One layer is getting Chicagoans to trust his agents, a feat complicated by a series of Chicago police shootings, including the fatal shooting of 17-year-old Laquan McDonald, that have come under scrutiny in recent months.
“It is a larger issue which could affect relationships between not just Chicago police department , but all federal law enforcement relationships with the community,” Anderson said, “and that spills over in our ability to investigate violent crimes and gang related activity.”
Another layer? O’Hare International Airport.
“I will say O’Hare Airport is an area that has its own ecosystem,” Anderson said. “It is a city in itself. It’s a labyrinth.”
And at O’Hare, law enforcement often has little or no warning of what’s coming, he said.
“It’s a challenge, and then when you talk about the threat of people traveling to Syria and coming back from Syria, where are they going to come through?

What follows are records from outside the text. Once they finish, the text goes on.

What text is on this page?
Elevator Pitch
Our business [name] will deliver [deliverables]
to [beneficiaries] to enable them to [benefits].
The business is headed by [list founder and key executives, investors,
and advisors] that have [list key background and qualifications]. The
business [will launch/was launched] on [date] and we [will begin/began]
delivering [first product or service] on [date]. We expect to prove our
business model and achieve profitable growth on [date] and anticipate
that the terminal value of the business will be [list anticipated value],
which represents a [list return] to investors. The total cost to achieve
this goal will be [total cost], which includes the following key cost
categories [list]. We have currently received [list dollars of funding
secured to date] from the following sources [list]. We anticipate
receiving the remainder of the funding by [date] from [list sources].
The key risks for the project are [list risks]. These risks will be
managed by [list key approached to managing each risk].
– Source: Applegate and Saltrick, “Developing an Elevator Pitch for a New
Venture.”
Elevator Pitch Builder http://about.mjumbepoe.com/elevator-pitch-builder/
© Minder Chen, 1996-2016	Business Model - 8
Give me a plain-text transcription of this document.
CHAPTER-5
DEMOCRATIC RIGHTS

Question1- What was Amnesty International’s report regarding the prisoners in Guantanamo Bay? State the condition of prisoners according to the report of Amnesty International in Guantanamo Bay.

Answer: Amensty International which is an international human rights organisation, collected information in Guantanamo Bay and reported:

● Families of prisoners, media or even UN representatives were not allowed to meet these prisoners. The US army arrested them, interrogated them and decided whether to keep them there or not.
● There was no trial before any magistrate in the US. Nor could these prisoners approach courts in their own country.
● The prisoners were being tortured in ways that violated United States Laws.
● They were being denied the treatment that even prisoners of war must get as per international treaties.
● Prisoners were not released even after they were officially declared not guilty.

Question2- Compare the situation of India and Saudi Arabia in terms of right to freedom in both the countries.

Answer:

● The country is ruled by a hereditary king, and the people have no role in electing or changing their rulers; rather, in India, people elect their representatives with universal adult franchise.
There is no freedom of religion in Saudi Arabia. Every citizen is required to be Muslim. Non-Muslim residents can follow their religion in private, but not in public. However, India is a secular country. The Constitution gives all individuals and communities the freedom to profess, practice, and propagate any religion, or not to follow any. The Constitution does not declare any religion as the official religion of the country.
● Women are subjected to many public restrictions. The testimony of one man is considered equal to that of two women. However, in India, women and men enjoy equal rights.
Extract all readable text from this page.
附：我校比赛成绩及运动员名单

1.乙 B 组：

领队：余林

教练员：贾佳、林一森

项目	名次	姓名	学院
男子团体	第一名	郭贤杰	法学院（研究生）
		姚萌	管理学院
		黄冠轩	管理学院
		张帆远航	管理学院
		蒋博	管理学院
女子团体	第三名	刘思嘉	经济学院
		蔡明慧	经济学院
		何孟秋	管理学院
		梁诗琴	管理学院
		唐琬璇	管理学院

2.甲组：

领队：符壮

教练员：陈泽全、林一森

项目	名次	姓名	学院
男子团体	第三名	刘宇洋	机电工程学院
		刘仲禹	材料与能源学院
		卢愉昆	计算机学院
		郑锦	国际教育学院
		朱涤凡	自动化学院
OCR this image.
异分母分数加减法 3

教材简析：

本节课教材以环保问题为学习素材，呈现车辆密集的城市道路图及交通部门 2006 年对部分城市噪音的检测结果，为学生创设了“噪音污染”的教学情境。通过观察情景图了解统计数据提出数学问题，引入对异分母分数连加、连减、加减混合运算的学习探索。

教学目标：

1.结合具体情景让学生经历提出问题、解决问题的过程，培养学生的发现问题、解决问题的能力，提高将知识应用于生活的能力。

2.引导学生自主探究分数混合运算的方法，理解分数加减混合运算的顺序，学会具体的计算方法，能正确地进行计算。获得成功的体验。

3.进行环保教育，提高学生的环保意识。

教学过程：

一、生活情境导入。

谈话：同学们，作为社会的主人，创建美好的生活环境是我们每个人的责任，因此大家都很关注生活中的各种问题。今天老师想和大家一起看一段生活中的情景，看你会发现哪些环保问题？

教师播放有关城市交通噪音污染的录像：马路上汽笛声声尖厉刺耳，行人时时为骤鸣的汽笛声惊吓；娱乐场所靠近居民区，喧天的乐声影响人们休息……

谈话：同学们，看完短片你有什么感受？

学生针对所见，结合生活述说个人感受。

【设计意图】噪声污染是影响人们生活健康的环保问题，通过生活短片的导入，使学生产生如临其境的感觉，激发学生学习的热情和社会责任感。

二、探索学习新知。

They are going to come through O’Hare.”
Homegrown terrorists traveling through O’Hare has already happened – over and over.
“ISIS is the one area where we are most concerned,” he said.
Anderson’s approach is simple: stop them before they hurt anyone.
“If we can identify individuals and potentially intervene, not necessarily await for “kaboom” but intervene at the earliest stage possible to avoid them traveling, to avoid a homeland attack, that is always our goal.”
Surprisingly, it’s not always about making an arrest, he said, at least, when it comes to teens being recruited by ISIS.
“Prevention is our number one priority,” he said. “Disruption and dismantlement is a priority as well.”
Beyond violent crime, cybercrime is becoming more of an issue, including the recent threat of cyber-criminals hacking into personal or company systems and then demanding a ransom.
“Terrorism and foreign counter-intel and white-collar crime and public corruption have a stronger and stronger cyber nexus to it,” he said.